I recently met a 20 year old lady who shared with me some of her past experiences and I couldn’t help but cry as she spoke. She told me of how her she had been raped and abused by her uncle at a very tender age. Her relationship experience was like changing her underwear’s. Every guy she met just wanted to have sex with her, and afterwards dump her. Guys’ dumping her wasn’t something new to her, as she had been dumped more than 60 times by guys. Can you imagine the painful experiences people go through?
Wounded by her past experiences, she adopted several habits along the way.

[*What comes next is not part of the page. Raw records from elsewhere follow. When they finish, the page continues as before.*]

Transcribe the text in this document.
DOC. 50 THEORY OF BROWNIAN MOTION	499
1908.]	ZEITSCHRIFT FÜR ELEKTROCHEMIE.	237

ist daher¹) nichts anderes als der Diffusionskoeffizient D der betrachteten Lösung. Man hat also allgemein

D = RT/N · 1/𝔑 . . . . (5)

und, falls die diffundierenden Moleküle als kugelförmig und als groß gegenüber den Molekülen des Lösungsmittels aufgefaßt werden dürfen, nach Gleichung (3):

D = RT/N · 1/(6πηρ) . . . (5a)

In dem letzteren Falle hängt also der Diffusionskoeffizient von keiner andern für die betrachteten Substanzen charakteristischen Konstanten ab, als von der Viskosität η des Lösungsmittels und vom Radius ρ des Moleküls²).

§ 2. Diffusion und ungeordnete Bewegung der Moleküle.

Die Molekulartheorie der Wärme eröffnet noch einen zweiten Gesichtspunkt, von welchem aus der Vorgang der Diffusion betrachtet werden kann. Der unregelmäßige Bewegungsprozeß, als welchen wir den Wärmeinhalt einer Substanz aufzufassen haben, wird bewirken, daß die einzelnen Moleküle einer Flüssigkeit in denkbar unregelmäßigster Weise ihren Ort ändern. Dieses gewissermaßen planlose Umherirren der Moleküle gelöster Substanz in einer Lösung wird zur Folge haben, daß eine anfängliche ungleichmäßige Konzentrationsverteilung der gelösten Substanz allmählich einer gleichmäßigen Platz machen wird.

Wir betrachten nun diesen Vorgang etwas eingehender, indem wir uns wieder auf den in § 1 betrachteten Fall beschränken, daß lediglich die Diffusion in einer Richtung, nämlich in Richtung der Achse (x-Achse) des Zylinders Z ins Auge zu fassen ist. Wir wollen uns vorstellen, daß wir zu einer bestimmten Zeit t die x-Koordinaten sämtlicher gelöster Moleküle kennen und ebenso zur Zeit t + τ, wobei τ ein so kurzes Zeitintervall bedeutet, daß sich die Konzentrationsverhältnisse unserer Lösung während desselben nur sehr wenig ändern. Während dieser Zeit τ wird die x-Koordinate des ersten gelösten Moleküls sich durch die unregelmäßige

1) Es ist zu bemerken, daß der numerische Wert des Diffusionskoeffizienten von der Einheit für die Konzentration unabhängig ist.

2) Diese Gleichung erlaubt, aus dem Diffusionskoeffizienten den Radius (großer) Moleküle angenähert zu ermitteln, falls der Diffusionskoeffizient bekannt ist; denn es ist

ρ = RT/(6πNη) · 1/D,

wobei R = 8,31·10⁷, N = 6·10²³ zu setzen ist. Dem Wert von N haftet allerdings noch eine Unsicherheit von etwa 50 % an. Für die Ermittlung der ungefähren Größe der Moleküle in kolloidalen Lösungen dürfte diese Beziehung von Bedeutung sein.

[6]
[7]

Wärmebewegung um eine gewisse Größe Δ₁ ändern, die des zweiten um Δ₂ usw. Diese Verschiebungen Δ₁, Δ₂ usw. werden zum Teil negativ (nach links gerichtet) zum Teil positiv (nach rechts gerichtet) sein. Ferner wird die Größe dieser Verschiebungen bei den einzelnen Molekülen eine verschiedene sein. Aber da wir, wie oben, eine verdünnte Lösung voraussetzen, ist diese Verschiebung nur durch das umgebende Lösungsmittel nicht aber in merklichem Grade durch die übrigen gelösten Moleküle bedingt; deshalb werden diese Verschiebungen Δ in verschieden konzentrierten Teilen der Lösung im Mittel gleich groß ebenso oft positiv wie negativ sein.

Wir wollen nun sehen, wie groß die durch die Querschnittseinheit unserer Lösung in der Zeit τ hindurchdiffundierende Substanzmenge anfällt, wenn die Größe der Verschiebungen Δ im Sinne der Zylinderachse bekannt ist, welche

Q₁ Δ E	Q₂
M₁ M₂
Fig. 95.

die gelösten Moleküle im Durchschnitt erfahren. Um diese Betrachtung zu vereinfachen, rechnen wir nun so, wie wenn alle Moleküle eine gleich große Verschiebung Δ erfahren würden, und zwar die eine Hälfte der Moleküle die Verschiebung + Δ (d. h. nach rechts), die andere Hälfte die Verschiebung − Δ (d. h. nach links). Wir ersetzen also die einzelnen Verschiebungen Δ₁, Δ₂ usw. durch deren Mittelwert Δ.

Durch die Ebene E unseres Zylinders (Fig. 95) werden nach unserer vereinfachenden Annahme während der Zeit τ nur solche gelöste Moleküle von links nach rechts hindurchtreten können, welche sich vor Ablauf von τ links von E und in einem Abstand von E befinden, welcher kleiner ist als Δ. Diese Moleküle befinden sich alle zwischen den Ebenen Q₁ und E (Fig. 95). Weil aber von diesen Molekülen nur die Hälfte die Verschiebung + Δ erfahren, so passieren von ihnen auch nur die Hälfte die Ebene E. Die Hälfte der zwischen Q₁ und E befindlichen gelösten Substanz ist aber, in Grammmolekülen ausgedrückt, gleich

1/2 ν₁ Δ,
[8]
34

Someone who couldn’t stand the sight of smokers and drunkards began drinking, smoking and even taking drugs. As she poured out her heart, I realized she was a GOOD girl who just wanted to ease her pains by doing BAD stuffs. While I tried to comfort and encourage her with words full of hope, she wasn't interested in all I was saying or would have said. All she needed was someone who instead of giving much advice, solutions or cures, will chose rather to share her pain and touch her wounds with a gentle and tender hand. She needed someone who can be SILENT with her in a moment of despair or confusion, someone who can stay with her in an hour of grief and bereavement, who can tolerate not knowing, not curing, not hearing and face with her the reality of her powerlessness. All she needed was SILENCE from me, an ear WIDE open to listen and a shoulder broad enough to lean and cry on.
Sometimes SILENCE is better. We ought to allow people share with us what they go through and not even interrupt them while they speak. They have so much in them they want to let out, and how articulate we are in using those powerful words of encouragements we have for so long meditated on may not bring healing to them. All they need is for you to be SILENT and listen to them pour out their hearts. Just by being assured that they have your full attention may be all they need to be WHOLE again.